Local brown and white eggs, Asbury Park.

Collards, Atlantic Highlands.

Ask for a taste. (You can do that there.) Prepare to be surprised. Ask more questions. You’ll find out oddball stuff, like if you add a teaspoon of almond extract to peach pie it will make it celestial. Think about what an almond looks like in its shell and what a peach pit looks like. Pretty similar, right? It’s because peaches (and nectarines, and cherries) and almonds are all cousins. Because of that, they have a natural affinity for each other.

Have you ever bitten into a strawberry that was picked three hours ago? It’s still warm. Chances are it’s also smaller than the ones you’ve seen at the supermarket. Often those are dipped in chocolate—and a good thing, too, because on their own they taste like wet cotton balls. Big strawberries are bred to 1) wow you by their size 2) sit on a shelf for a week. Flavor? Niente.

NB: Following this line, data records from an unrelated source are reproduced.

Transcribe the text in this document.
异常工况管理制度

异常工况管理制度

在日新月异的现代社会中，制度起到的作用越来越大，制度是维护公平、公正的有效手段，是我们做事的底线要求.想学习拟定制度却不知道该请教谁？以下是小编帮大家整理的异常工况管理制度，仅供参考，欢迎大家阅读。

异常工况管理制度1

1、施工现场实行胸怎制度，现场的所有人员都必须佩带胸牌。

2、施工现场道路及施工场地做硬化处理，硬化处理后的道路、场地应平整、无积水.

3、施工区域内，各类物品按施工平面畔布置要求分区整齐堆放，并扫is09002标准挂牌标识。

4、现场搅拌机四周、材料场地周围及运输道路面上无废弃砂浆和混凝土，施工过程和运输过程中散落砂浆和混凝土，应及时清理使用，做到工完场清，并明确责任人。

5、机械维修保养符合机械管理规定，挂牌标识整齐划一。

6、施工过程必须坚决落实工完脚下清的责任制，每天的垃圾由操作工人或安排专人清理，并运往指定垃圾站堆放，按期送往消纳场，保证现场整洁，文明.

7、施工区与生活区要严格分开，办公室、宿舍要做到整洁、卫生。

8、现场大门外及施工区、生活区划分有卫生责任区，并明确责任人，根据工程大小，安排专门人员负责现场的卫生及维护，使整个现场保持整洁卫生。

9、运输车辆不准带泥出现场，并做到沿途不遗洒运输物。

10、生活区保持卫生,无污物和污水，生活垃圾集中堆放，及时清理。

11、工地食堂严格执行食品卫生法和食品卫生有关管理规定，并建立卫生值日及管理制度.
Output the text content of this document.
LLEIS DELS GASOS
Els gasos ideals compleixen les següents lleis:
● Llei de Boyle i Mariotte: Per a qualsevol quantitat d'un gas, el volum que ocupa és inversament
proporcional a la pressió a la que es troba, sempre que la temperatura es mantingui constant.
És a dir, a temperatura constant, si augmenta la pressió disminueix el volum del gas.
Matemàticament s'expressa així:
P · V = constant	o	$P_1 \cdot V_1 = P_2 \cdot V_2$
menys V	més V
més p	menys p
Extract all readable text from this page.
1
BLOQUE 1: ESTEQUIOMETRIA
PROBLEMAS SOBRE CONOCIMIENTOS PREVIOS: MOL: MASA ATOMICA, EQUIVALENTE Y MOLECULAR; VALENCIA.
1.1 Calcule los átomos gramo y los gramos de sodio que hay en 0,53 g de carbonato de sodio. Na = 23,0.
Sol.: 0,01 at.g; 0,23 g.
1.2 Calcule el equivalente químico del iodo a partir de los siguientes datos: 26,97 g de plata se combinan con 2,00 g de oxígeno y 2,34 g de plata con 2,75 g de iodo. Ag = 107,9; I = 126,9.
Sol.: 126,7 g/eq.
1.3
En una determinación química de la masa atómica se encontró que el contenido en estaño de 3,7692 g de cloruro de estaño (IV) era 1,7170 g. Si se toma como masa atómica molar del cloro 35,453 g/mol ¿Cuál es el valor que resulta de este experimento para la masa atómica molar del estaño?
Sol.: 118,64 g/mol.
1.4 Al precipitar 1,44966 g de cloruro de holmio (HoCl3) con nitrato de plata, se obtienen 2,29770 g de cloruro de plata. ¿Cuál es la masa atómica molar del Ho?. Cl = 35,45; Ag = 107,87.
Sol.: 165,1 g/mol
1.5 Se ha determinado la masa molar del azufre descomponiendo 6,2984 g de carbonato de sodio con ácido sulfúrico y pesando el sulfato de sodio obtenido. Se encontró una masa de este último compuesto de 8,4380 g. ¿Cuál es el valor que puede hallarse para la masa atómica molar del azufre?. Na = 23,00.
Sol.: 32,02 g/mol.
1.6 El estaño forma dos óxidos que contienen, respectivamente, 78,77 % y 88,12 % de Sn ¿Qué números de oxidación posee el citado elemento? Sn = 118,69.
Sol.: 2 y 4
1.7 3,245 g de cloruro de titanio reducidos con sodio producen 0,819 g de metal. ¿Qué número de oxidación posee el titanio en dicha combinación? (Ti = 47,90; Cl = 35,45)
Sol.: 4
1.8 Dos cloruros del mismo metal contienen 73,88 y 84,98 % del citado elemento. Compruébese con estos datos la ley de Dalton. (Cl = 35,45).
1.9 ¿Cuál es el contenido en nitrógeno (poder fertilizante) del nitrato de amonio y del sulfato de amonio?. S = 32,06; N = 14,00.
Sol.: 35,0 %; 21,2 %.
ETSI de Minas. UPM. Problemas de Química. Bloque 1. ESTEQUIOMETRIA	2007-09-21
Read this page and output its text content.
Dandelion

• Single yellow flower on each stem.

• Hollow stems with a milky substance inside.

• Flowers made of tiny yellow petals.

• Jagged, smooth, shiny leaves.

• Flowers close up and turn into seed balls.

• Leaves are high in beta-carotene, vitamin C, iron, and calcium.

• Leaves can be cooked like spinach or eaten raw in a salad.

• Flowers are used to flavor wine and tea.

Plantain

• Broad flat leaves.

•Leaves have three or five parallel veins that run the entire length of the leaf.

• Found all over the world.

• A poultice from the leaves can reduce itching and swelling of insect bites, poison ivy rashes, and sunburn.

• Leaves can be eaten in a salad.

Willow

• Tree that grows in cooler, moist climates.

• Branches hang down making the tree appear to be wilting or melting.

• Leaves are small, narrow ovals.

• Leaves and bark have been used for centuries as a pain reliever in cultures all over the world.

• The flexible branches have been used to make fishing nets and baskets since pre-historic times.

Taste one that’s small and local. That means it’s bred for flavor, which further means it’s never going to be sold in a supermarket. The farmer grew this variety because he knows he can pick these little guys, pack them in the back of his flatbed and get them into your hands inside a day.

Red cabbage, Asbury Park.

Hot pepper jam, Asbury Park.

If you come across a table behind which stand an elderly woman and her son, and you can’t pronounce their last name, and they make old-style sour rye bread, please buy one.¬† Ask the woman how long she’s been making bread and why she still does it. She wants to talk about it.

Last summer I met a portly man whose parents taught him to make focaccia and fresh bufala mozzarella, in his hometown of Rome, 50 years ago. I could tell you how good this bread and cheese tasted, but you’ve probably already guessed.

Many of these purveyors are keeping ancient traditions alive. One taste, and both the flavor and the link from past to present will astonish you, bring tears to your eyes if you let it.

Heirloom tomatoes, Asbury Park.

Everyday life can make our heads spin. But farmers markets can bring us back down to earth, literally and figuratively. The growers chatting, your neighbors browsing and tasting along with you, the pooches scooting along beside them—all make a farmers market a bustling place. But paradoxically, it can also give us a sense of peace. The handmade, the homegrown, and the people who offer it have the power to soothe the overwrought spirit as well as to make us feel more alive. It can make us want to stretch along with spring itself.